VISTA HUKUM PIDANA TERHADAP PROSES “TOE-EIGENING” DAN “LEVERING” KADAVER UNTUK TUJUAN PENDIDIKAN

Anak Agung Ayu Anaya Widya Sukma, Fakulatas Hukum Universitas Udayana, e-mail: ayuanaya2017@gmail.com

Sagung Putri M. E. Purwani, Fakultas Hukum Universitas Udayana, e-mail: sg.putri@yahoo.co.id

Abstrak

Pendidikan merupakan sebuah tahap pembelajaran ilmu pengetahuan melalui proses pengajaran yang dibantu dengan pelatihan dan penelitian. Pendidikan pada tahap perguruan tinggi, proses pembelajaran semakin dikhususkan seperti didalam Fakultas Kedokteran yang mempelajari ilmu anatomi mengenai fungsi serta struktur tubuh. Dalam membantu proses pembelajaran anatomi para mahasiswa menggunakan kadaver sebagai penunjang dalam proses pembelajaran. Kadaver sendiri merupakan mayat yang telah diawetkan.
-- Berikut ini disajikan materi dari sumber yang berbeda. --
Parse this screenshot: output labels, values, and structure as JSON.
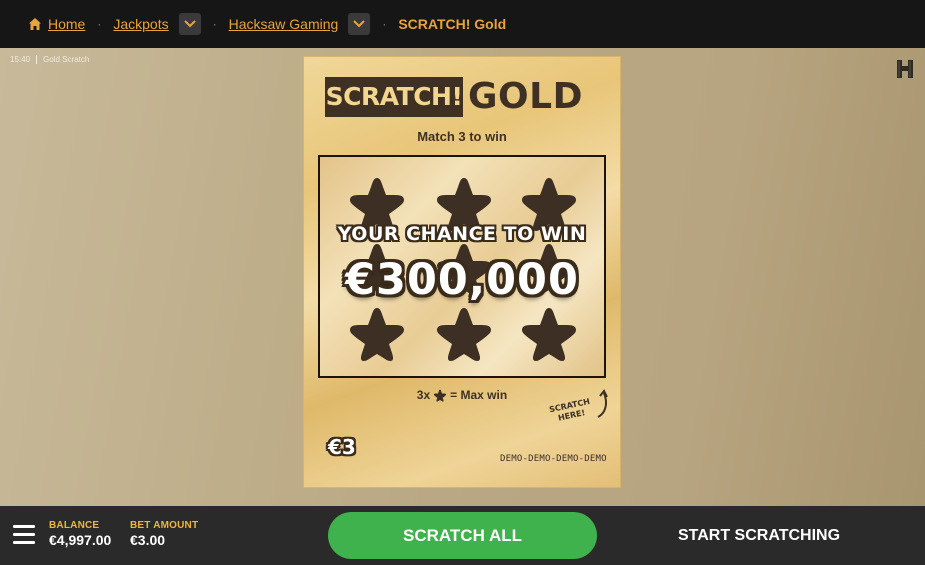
{
  "breadcrumb": {
    "home_label": "Home",
    "jackpots_label": "Jackpots",
    "provider_label": "Hacksaw Gaming",
    "current_label": "SCRATCH! Gold",
    "separator": "·"
  },
  "hud": {
    "time": "15:40",
    "game_name": "Gold Scratch",
    "provider_logo": "hacksaw-h-logo"
  },
  "ticket": {
    "logo_scratch": "SCRATCH!",
    "logo_gold": "GOLD",
    "instruction": "Match 3 to win",
    "chance_text": "YOUR CHANCE TO WIN",
    "jackpot_amount": "€300,000",
    "max_win_prefix": "3x",
    "max_win_suffix": "= Max win",
    "scratch_here_line1": "SCRATCH",
    "scratch_here_line2": "HERE!",
    "price": "€3",
    "demo_label": "DEMO-DEMO-DEMO-DEMO",
    "star_count": 9
  },
  "footer": {
    "balance_label": "BALANCE",
    "balance_value": "€4,997.00",
    "bet_label": "BET AMOUNT",
    "bet_value": "€3.00",
    "scratch_all_label": "SCRATCH ALL",
    "start_label": "START SCRATCHING"
  },
  "colors": {
    "accent": "#e8a33b",
    "primary_button": "#3fb24d",
    "ticket_dark": "#3e3124",
    "stat_label": "#f0b63a"
  },
  "icons": [
    "home-icon",
    "chevron-down-icon",
    "star-icon",
    "menu-icon",
    "hacksaw-logo-icon",
    "arrow-icon"
  ]
}
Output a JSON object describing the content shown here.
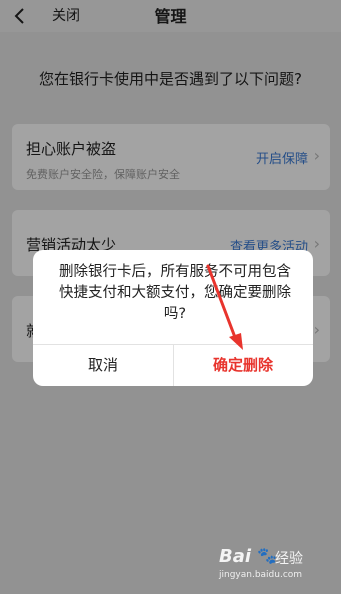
{
  "navbar": {
    "close_label": "关闭",
    "title": "管理"
  },
  "question": "您在银行卡使用中是否遇到了以下问题?",
  "cards": [
    {
      "title": "担心账户被盗",
      "subtitle": "免费账户安全险，保障账户安全",
      "action": "开启保障"
    },
    {
      "title": "营销活动太少",
      "action": "查看更多活动"
    },
    {
      "title": "就"
    }
  ],
  "dialog": {
    "message": "删除银行卡后，所有服务不可用包含快捷支付和大额支付，您确定要删除吗?",
    "cancel_label": "取消",
    "confirm_label": "确定删除"
  },
  "watermark": {
    "logo": "Bai",
    "paw": "🐾",
    "brand": "经验",
    "url": "jingyan.baidu.com"
  },
  "colors": {
    "accent": "#3a7bd5",
    "danger": "#e8342d"
  }
}
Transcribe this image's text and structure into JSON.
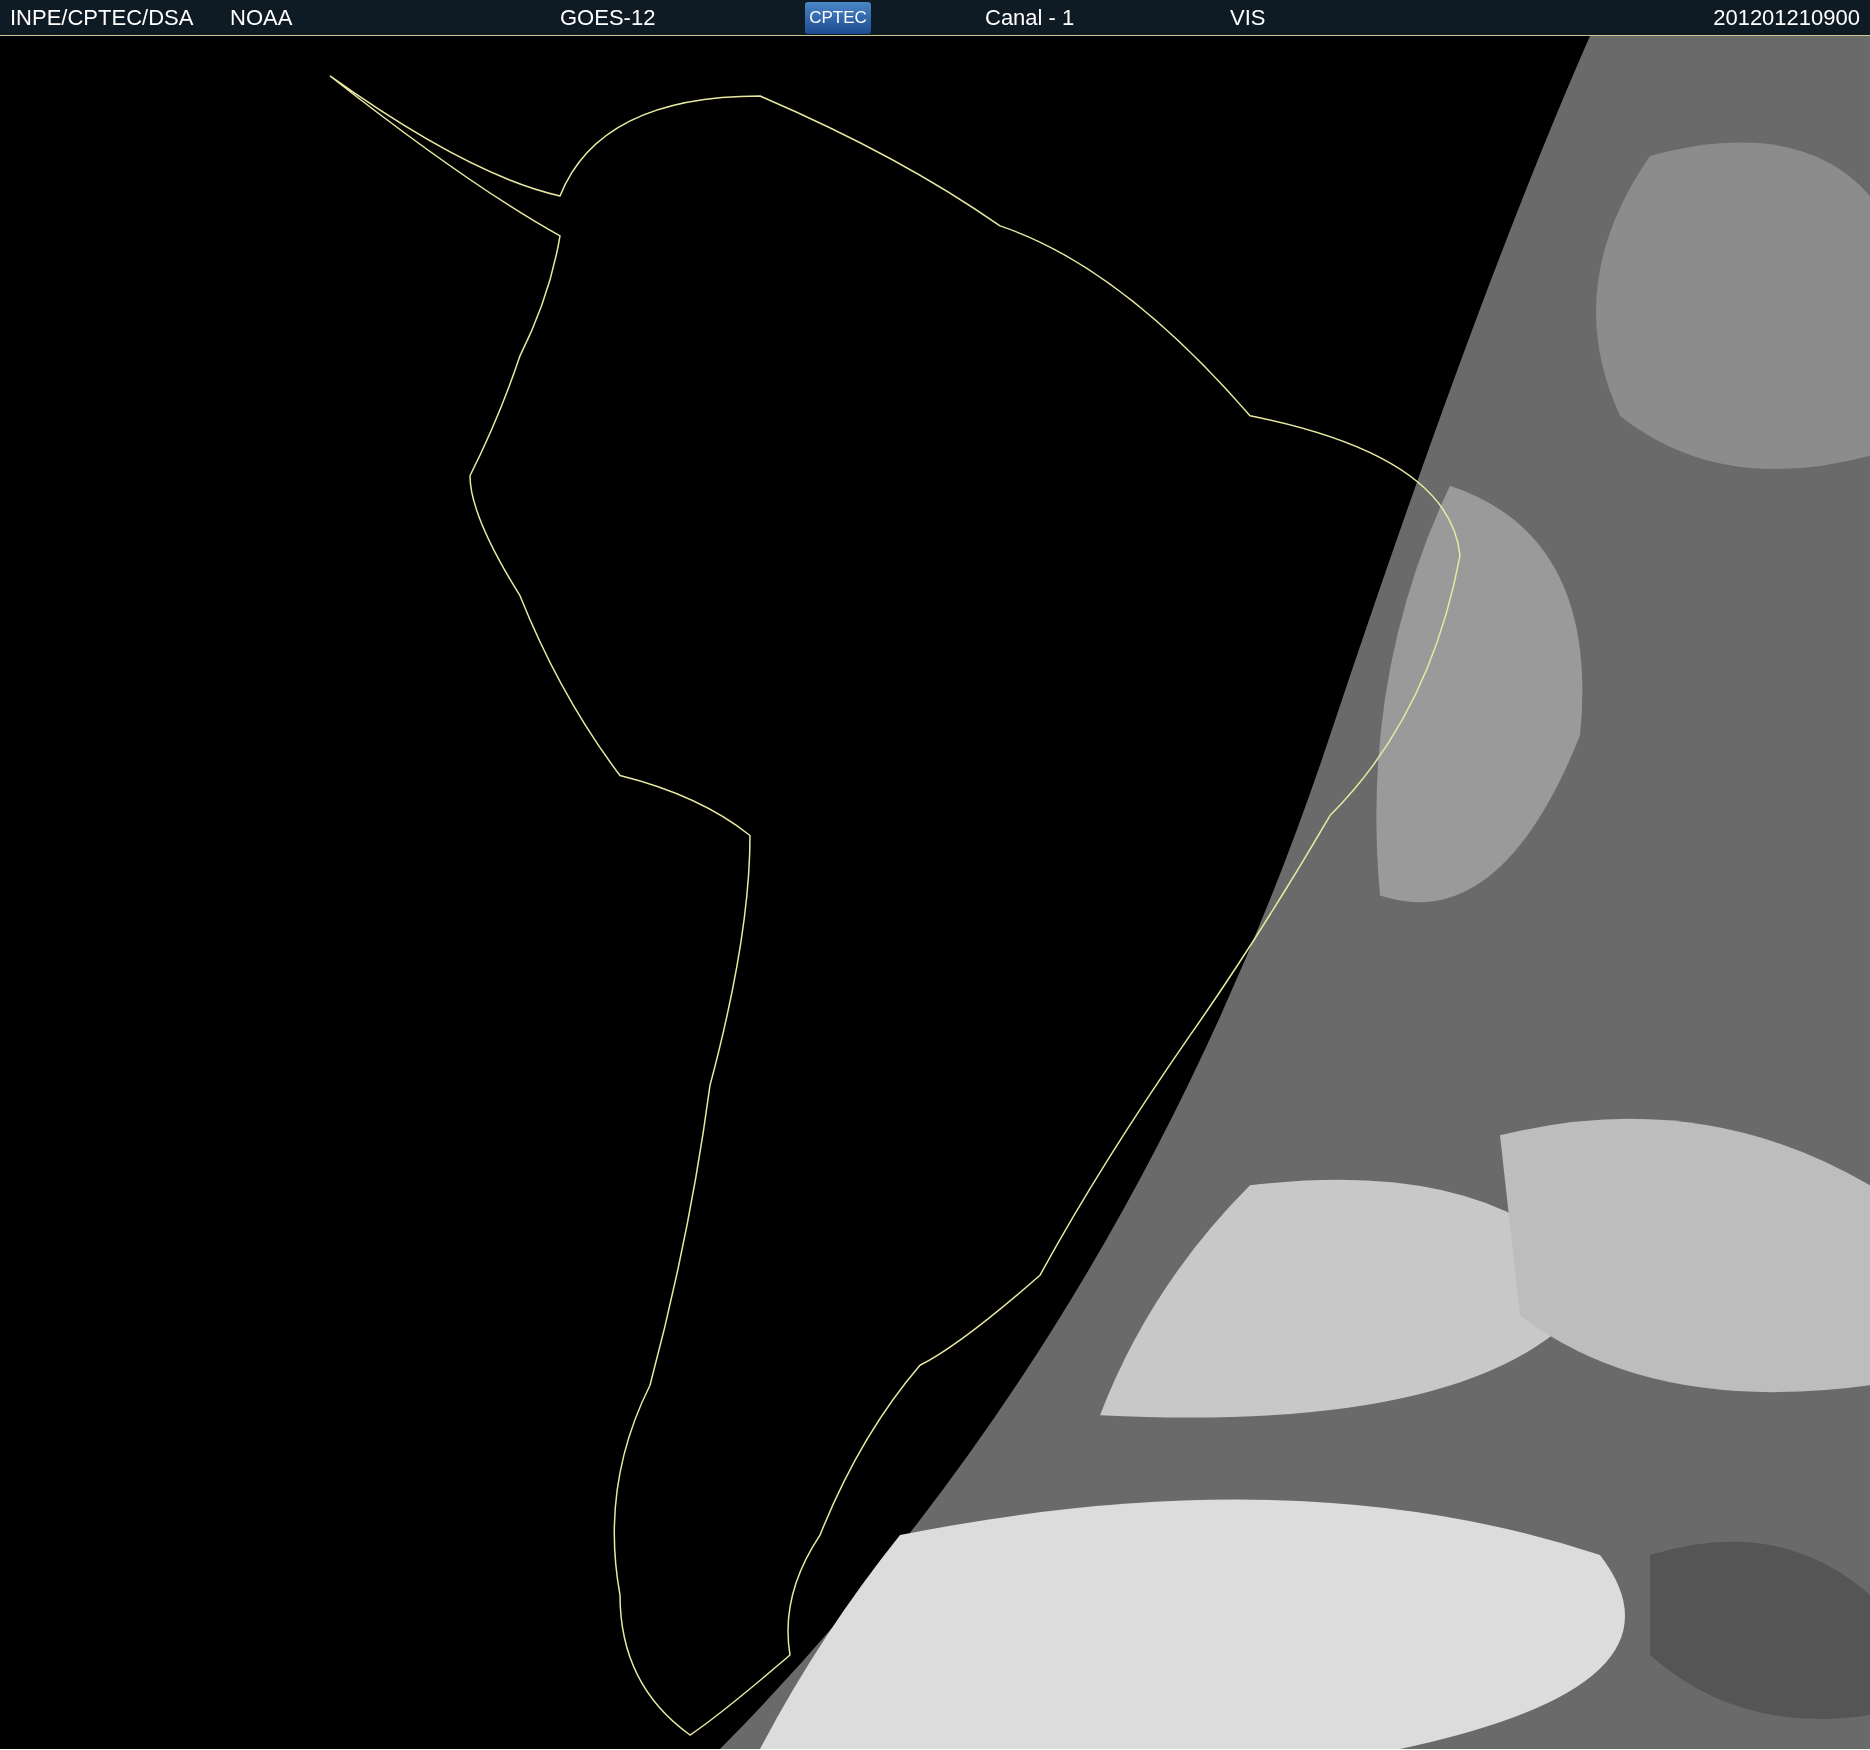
{
  "header": {
    "items": [
      {
        "kind": "text",
        "text": "INPE/CPTEC/DSA"
      },
      {
        "kind": "text",
        "text": "NOAA"
      },
      {
        "kind": "text",
        "text": "GOES-12"
      },
      {
        "kind": "logo",
        "text": "CPTEC"
      },
      {
        "kind": "text",
        "text": "Canal - 1"
      },
      {
        "kind": "text",
        "text": "VIS"
      },
      {
        "kind": "text",
        "text": "201201210900"
      }
    ]
  }
}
Untuk memperoleh kadaver dapat dilakukan dengan dua proses yakni proses pemilikan (toe-eigening”) dan penyerahan (“levering”). Tujuan dari penelitian ini ialah untuk mengetahui proses pemilikan (toe-eigening) dan penyerahan (“levering”) kadaver dikaji dari PP Nomor 18 Tahun 1981.

Penelitian ini menggunakan metode jenis yuridis normatif serta digunakannya pendekatan peraturan perundang-undangan (The Stattute Approach). Masalaha yuridis yang dibahas di dalam jurnal ialah bagaimana proses pemilikan (“toe-eigening”) dan penyerahan (“levering”) kadaver berdasarkan vista hukum pidana khususnya PP Nomor 18 Tahun 1981.

Setelah dilakukan penelitian diperoleh hasil penelitian bahwa Proses toe-eigening kadaver merupakan proses pemilikan kadaver yang diperoleh dari rumah sakit. Dimana proses ini telah diatur pada pasal 5 PP Nomor 18 Tahun 1981. Proses penyerahan (levering) kadaver merupakan proses penyerahan kadaver yang dilakukan aspiran kadaver melalui hibah-wasiat semasa hidup. Proses levering kadaver belum ada ketentuan secara absolut yang mengaturnya.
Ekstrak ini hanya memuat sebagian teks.